Namun penamaan kota santri untuk Kudus lebih kuat dibanding kota lainnya. Kekuatannya pada bangunan menara Kudus di samping Masjid al-Aqsa Kudus, yang didirikan Sunan Kudus. Bangunan Menara hingga sekarang terlihat megah dan terawat. Yang konon dibangun Sunan Kudus dengan nuansa toleransi umat beragama, dilihat dari bentuk bangunannya yang menggabungkan nuansa Hindu-Islam. 

Sampai sekarang Menara Kudus difungsikan mengundang umat Islam untuk ibadah. Dahulu sebelum menjamurnya alat pengeras suara, menara digunakan selain menabuh bedug juga suara adzan. Sekarang hanya difungsikan menabuh bedug penanda waktu ibadah bagi umat Islam tiba. 

Lain itu, banyak cerita bahwa semasa penjajahan salah satu pesantren yang masih berdiri tegak dan eksis dalam mengajarkan agama ada di sekitar Menara Kudus tepatnya di desa Damaran, Kecamatan Kota. Pesantren inilah yang dahulu pernah disinggahi KH. Sholeh Darat hingga dua kali untuk memperdalam agama Islam sebelum hijrah ke Timur Tengah. 

Selain keberadaan makam Sunan Kudus dan Sunan Muria, di bagian timur Kota Kudus terdapat banyak makam yang konon dari keturunan Kerajaan Mataram Kuno –Solo—yang mengasingkan diri untuk lebih menyiarkan agama Islam ke daerah pelosok pantura. 
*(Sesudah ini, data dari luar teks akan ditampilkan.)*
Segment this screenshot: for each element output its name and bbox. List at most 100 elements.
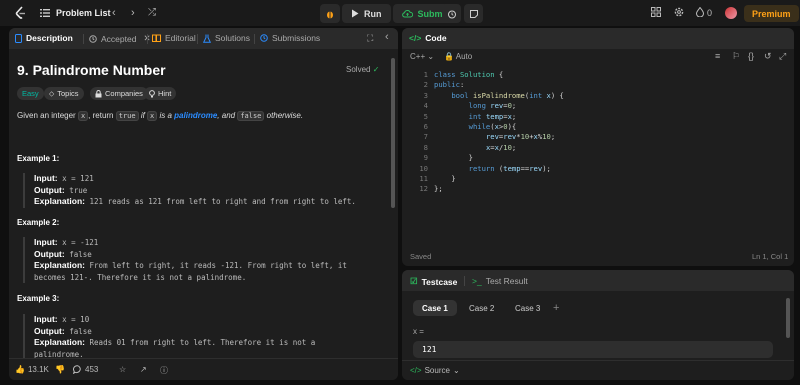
palindrome-link[interactable]: palindrome	[174, 111, 217, 120]
cursor-position: Ln 1, Col 1	[752, 252, 789, 261]
tab-description[interactable]: Description	[15, 33, 73, 43]
debug-button[interactable]	[320, 4, 340, 23]
inline-code: x	[147, 111, 158, 121]
tab-test-result[interactable]: >_ Test Result	[472, 276, 528, 286]
code-tab[interactable]: </> Code	[409, 33, 447, 43]
book-icon	[152, 34, 161, 42]
note-icon	[469, 9, 478, 18]
explanation-label: Explanation:	[34, 196, 86, 206]
fire-streak-icon[interactable]	[696, 7, 704, 17]
maximize-icon[interactable]: ⛶	[367, 33, 373, 44]
desc-text: is a	[157, 111, 175, 120]
code-line[interactable]: int temp=x;	[434, 112, 564, 122]
case-tab-3[interactable]: Case 3	[506, 300, 549, 316]
code-line[interactable]: long rev=0;	[434, 101, 564, 111]
output-label: Output:	[34, 184, 65, 195]
notes-button[interactable]	[464, 4, 483, 23]
input-label: Input:	[34, 237, 58, 247]
code-line[interactable]: rev=rev*10+x%10;	[434, 132, 564, 142]
tab-accepted-label: Accepted	[101, 33, 137, 44]
code-line[interactable]: while(x>0){	[434, 122, 564, 132]
desc-text: if	[138, 111, 148, 120]
collapse-panel-icon[interactable]: ‹	[385, 31, 389, 43]
tab-solutions-label: Solutions	[215, 33, 250, 43]
example-explanation: 121 reads as 121 from left to right and …	[89, 197, 356, 206]
code-line[interactable]: };	[434, 184, 564, 194]
input-label: Input:	[34, 173, 58, 183]
companies-chip[interactable]: Companies	[90, 87, 148, 100]
braces-icon[interactable]: {}	[748, 51, 754, 61]
testcase-scrollbar[interactable]	[786, 298, 790, 338]
line-number: 11	[419, 174, 428, 184]
variable-input[interactable]: 121	[413, 341, 773, 358]
input-label: Input:	[34, 314, 58, 324]
bookmark-icon[interactable]: ⚐	[732, 51, 740, 62]
example-output: false	[69, 249, 92, 259]
fullscreen-icon[interactable]: ⤢	[779, 51, 786, 62]
solved-status: Solved ✓	[346, 65, 379, 74]
code-line[interactable]: public:	[434, 80, 564, 90]
topics-chip[interactable]: ⬦ Topics	[44, 87, 84, 100]
comments-button[interactable]: 453	[73, 365, 98, 374]
description-footer: 👍 13.1K 👎 453 ☆ ↗ ⓘ	[9, 358, 398, 380]
description-scrollbar[interactable]	[391, 58, 395, 208]
reset-icon[interactable]: ↺	[764, 51, 772, 62]
case-tab-2[interactable]: Case 2	[460, 300, 503, 316]
example-explanation-cont: becomes 121-. Therefore it is not a pali…	[34, 272, 247, 282]
like-button[interactable]: 👍 13.1K	[15, 365, 49, 374]
problem-title[interactable]: 9. Palindrome Number	[17, 62, 166, 78]
comment-icon	[73, 365, 81, 374]
tab-editorial[interactable]: Editorial	[152, 33, 196, 43]
run-submit-group: Run Submit	[320, 4, 457, 23]
tag-icon: ⬦	[49, 88, 55, 98]
code-line[interactable]: }	[434, 153, 564, 163]
leetcode-logo-icon[interactable]	[15, 6, 27, 20]
run-button[interactable]: Run	[342, 4, 391, 23]
streak-count: 0	[707, 8, 713, 18]
code-editor[interactable]: class Solution {public: bool isPalindrom…	[434, 70, 564, 195]
code-line[interactable]: return (temp==rev);	[434, 164, 564, 174]
tab-solutions[interactable]: Solutions	[203, 33, 250, 43]
next-problem-icon[interactable]: ›	[131, 7, 135, 19]
description-tabs: Description Accepted ✕ Editorial Solutio…	[9, 28, 398, 49]
chevron-down-icon: ⌄	[427, 52, 435, 61]
add-case-icon[interactable]: +	[553, 302, 559, 314]
chevron-down-icon: ⌄	[452, 366, 460, 375]
favorite-button[interactable]: ☆	[119, 365, 126, 374]
language-select[interactable]: C++ ⌄	[410, 52, 434, 61]
problem-list-icon[interactable]	[40, 8, 50, 18]
inline-code: false	[237, 111, 265, 121]
layout-grid-icon[interactable]	[651, 7, 661, 17]
timer-button[interactable]	[442, 4, 461, 23]
example-input: x = -121	[62, 238, 99, 247]
terminal-icon: >_	[472, 276, 482, 286]
problem-list-link[interactable]: Problem List	[56, 8, 111, 18]
example-title: Example 2:	[17, 218, 60, 227]
code-line[interactable]: }	[434, 174, 564, 184]
source-button[interactable]: </> Source ⌄	[410, 366, 460, 375]
description-panel: Description Accepted ✕ Editorial Solutio…	[9, 28, 398, 380]
inline-code: true	[115, 111, 139, 121]
premium-button[interactable]: Premium	[744, 5, 799, 22]
tab-accepted[interactable]: Accepted ✕	[89, 33, 151, 44]
code-line[interactable]: class Solution {	[434, 70, 564, 80]
user-avatar[interactable]	[725, 7, 737, 19]
autocomplete-mode[interactable]: 🔒 Auto	[444, 52, 472, 61]
settings-gear-icon[interactable]	[674, 7, 684, 17]
shuffle-icon[interactable]: ⤮	[148, 7, 156, 18]
format-icon[interactable]: ≡	[715, 51, 720, 61]
desc-text: , return	[88, 111, 116, 120]
hint-chip[interactable]: Hint	[144, 87, 177, 100]
code-line[interactable]: bool isPalindrome(int x) {	[434, 91, 564, 101]
prev-problem-icon[interactable]: ‹	[112, 7, 116, 19]
desc-text: otherwise.	[264, 111, 304, 120]
tab-testcase[interactable]: ☑ Testcase	[410, 276, 457, 287]
case-tab-1[interactable]: Case 1	[413, 300, 457, 316]
help-button[interactable]: ⓘ	[160, 365, 168, 376]
dislike-button[interactable]: 👎	[55, 365, 65, 374]
play-icon	[352, 9, 359, 18]
tab-editorial-label: Editorial	[165, 33, 196, 43]
share-button[interactable]: ↗	[140, 365, 147, 374]
tab-submissions[interactable]: Submissions	[260, 33, 320, 43]
code-line[interactable]: x=x/10;	[434, 143, 564, 153]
Nama-nama keturunan Kerajaan Mataram Kuno tersebut, diantaranya Simbah Suryo Kusumo makamnya di desa Mejobo Kecamatan Mejobo dan saudaranya bernama Pangeran Puger makamnya di Desa Demaan Kecamatan Kota dekat alun-alun simpang tuju, dan panglima perang bernama Sewo Negoro makamnya di area pemakaman umum Kauman Kecamatn Jekulo.

Siapa yang Menguasai Kudus, Menguasai Jawa Tengah

kudus religius kretek

Kudus tempo dulu. (foto: wikipedia.org

Dari dulu sebelum bernama Kudus, wilayahnya sangat membuat penasaran banyak orang, tidak terkecuali Kiai Telingsing dari Tiongkok dan Syaikh Muhammad Rodli dari Timur Tengah. Kiai Telingsing ini konon menjadi salah satu guru dari Sunan Kudus dalam hal strategi. Sedang Syaikh Muhammad Rodli sebagai ulama’ Wahabi yang diminta oleh pihak penjajah –Belanda—untuk melobi para ulama’ Nusantara, walaupun akhirnya tidak berhasil. 

Namun dalam perjalanan ceritanya, Syaikh Muhammad Rodli memilih di wilayah Jawa Tengah dan Yogyakarta, yang kemudian menjatuhkan pilihannya bertempat tinggal di dukuh Ngledok Desa Demaan Kecamatan Kota Kabupaten Kudus. Pemilihan tempat tinggal bukan tanpa alasan, melainkan Kudus menjadi basis agama Islam dan basis ekonomi di Jawa Tengah dan Yogyakarta Saat itu sekitar tahun 1924—setelah tergulingnya Kerajaan Sunni di Saudi–. 

Bahkan KH Sya’roni Ahmadi pernah menceritakan cerita gurunya, bahwa dahulu kunci menguasai Jawa Tengah itu Kudus, siapa bisa menguasai Kudus akan menguasai Jawa Tengah, sebab selain sebagai kiblat agama, juga sebagai basis perdagangan, salah satunya tembakau. Jadi zaman dulu para Kiai di Indonesia banyak yang berdagang tembakau dan rokok yang berkiblat ke Kudus.

Cerita KH Sya’roni Ahmadi tersebut selaras dengan banyak cerita yang beredar di masyarakat dan catatan beberapa literatur. Bahwa perdagangan tembakau terbesar di Nusantara bahkan terkenal di dunia dahulu berada di pasar sebelah timur Menara Kudus. Jadi sudah sewajarnya ketika penemu rokok kretek di abad 19 dan raja rokok kretek berasal dari sekitar Menara Kudus. Mereka adalah H. Djamhari dan H. Nitisemito, sehingga sekarang Kudus terkenal kota kretek.

Sudah sepantasnya julukan kota kretek melekat pada kota Kudus. Sangat benar, jika Pemerintah Daerah didukung PT Djarum membangun gerbang yang menggambarkan kekhasan kota kudus. Unsur-unsur Gerbang Kudus Kota Kretek meliputi, bagian atas berbentuk daun tembakau dengan jumlah jari-jari dalam daunnya 59 punya makna angka 5 lambang rukun Islam dan angka 9 walisongo. 

Bagian tiang yang menopang daun tembakau berbentuk pohon cengkeh berjumlah 4 melambangkan empat pilar kebangsaan yaitu; Pancasila, UUD 1945, Bhineka Tunggal Ika, dan NKRI. Bahan utamanya memakai besi stainless steel simbol dari kota industri, kokoh sepanjang masa. Kokoh dari nuansa ekonominya, kokoh religiusitasnya, kokok dalam kehidupan masyarakat yang harmonis walaupun beda agama, serta kokoh dalam menjaga keutuhan umat dan keutuhan NKRI.